Machine shops and other domestic manufacturers consumed $168.03 million worth of cutting tools during April, 16% less than the comparable total for March and 3.6% less than the April 2016 figure. It was the first decline in cutting-tool consumption since November 2016, and while the latest results suggest a break in the U.S. manufacturing recovery evident through the first quarter of this year, the four-month total (January-April 2017) total for cutting tool consumption is $716.11 million, up 3.5% compared to the same period of last year.
These figures are drawn from the latest Cutting Tool Market Report, issued monthly by the U.S. Cutting Tool Institute and AMT – the Association for Manufacturing Technology. Cutting tool consumption is offered as a leading indicator of U.S. manufacturing activity, as cutting tools relate directly to actual production levels.
The CTMR includes real numbers based on the totals reported by participating companies participating, and represents the majority of the U.S. market for cutting tools. The index contrasts with the monthly U.S. Manufacturing Technology Orders report, also issued by AMT, which tracks demand for machine tools as indicator of manufacturing confidence.
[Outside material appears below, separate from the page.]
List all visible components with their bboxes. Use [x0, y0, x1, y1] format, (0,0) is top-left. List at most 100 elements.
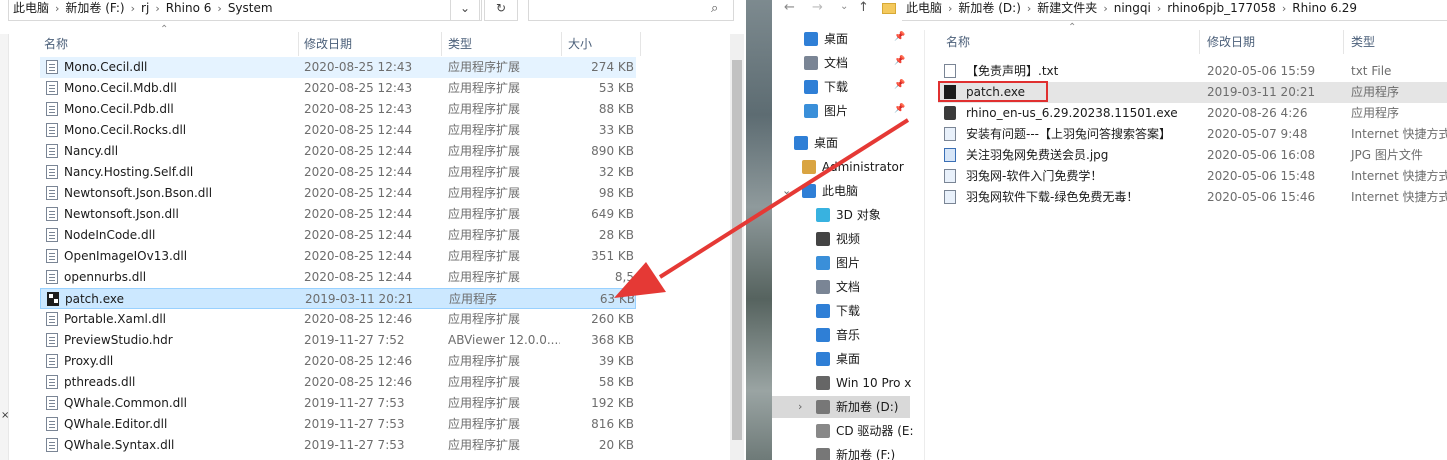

“Once you get past the initial shock of seeing a large downturn in April and look deeper into the numbers, you begin to see that April had four less working days than March,” stated USCTI president Steve Stokey.
“The average sales per working day were actually up in April,” Stokey noted. “This is good news for the industry as it continues to outperform 2016.”
“We have seen the cutting tool market recuperate and gain strength since IMTS 2016, with the exception of one or two months,” commented Chris Kaiser, CEO of cutting-tool manufacturer BIG Kaiser. “If the activity in (the) oil-and-gas, mining, construction, and agricultural industries continues to improve, I think we could see a continued year-over-year increase in cutting tool consumption.”